The best way to avoid a misdiagnosis is to request an ultrasound when visiting your foot and ankle specialist for heel pain.

How do I know if I have Plantar Fasciitis?

Diagnosing plantar fasciitisThe only way to know for sure if your heel pain is caused by plantar fasciitis is to visit your foot and ankle specialist for an ultrasound. You’ll want to see your specialist if you’re experiencing some of these tell-tale symptoms:

  • Either dull or sharp pain in the heel or arch, in one or both feet
  • Heel/arch pain during first morning steps
  • Heel/arch pain after a long period of rest, standing, or walking
  • Heel/arch pain while climbing stairs or standing on tip-toes
  • Pain subsides after 10-15 minutes, but worsens throughout the course of the day

The foot and ankle specialists at University Foot and Ankle Institute are nationally recognized experts in the care of plantar fasciitis and heel pain. They treat many patients that were previously misdiagnosed by other physicians. All of our 9 locations have the latest technologies, including ultrasound, for accurate diagnosis and the best treatment available. If you are experiencing heel pain, we encourage you to call (877) 989-9110 or visit us at www.footankleinstitute.com to schedule a consultation.

4 comments

  1. You didn’t mention all the other conditions that can be erroneously diagnosed as plantar fasciitis. I have just been reading about plantar fasciosis, bartonella infection, just to mention two other possibilities.
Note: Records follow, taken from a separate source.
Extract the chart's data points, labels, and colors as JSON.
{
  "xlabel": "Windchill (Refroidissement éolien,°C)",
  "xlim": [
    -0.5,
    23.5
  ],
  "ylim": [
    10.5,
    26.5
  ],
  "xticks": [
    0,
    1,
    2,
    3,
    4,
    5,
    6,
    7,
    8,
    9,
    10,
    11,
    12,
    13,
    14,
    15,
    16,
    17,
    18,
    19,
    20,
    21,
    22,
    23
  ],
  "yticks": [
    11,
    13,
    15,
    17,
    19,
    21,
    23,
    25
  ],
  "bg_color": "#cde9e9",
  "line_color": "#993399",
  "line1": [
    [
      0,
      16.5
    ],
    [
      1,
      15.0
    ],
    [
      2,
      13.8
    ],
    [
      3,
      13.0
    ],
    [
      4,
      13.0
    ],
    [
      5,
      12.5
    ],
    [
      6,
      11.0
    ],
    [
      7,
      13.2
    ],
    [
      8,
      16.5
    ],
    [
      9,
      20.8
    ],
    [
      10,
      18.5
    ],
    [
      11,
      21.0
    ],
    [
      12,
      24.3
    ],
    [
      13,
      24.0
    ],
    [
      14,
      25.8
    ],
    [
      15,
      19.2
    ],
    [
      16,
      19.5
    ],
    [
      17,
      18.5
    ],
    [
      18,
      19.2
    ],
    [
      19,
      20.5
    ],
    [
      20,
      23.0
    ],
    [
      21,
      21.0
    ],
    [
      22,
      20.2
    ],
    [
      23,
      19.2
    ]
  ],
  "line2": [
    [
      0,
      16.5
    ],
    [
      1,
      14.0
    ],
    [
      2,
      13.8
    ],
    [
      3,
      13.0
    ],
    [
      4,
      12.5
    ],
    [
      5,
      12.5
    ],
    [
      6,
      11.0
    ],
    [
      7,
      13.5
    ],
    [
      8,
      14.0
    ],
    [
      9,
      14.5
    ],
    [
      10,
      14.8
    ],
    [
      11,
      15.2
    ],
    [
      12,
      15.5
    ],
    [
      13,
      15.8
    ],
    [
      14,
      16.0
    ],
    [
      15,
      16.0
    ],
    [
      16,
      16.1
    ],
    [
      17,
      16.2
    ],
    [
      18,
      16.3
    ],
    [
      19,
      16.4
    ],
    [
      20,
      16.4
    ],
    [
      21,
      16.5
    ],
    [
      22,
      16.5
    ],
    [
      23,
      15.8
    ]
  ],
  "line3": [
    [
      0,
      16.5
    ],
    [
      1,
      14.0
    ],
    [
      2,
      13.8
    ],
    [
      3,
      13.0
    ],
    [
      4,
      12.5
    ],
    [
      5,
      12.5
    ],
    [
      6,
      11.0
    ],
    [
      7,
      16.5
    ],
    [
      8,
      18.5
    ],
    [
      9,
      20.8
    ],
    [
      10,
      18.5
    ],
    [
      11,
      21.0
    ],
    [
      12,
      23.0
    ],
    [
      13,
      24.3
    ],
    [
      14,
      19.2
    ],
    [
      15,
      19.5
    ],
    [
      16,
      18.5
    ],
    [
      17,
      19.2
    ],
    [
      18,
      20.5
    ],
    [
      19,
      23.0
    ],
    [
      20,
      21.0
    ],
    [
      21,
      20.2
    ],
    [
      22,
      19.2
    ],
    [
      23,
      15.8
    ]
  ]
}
  2. My wife has been experiencing a lot of heel pain recently and she has been wondering what she should do to make sure that it doesn’t get worse. We have a meeting to go in with a podiatrist to see what is going on with her heel and find out how to treat it. I appreciate your tip and I will make sure that our doctor uses an ultrasound to fully diagnose the internal structure to be able to know exactly what is going on with it. That way my wife will be able to get the correct diagnosis and feel better.

    • Dave,

      I am glad that our article was of value to you, that is what we try to do. I hope that everything turns out well for your wife (and you as well). All the best to you both, Steven

  3. My brother has struggled with heel pain, and I think that being able to get it properly diagnosed like you talked about would be helpful. I’m glad that you talked about how easy it is to have misdiagnosed heel pain, and I think that one way to try and avoid that is working with a good podiatrist. I’m going to have to see if I can help him find a good podiatrist, and hopefully get him the treatment he needs to stop the heel pain!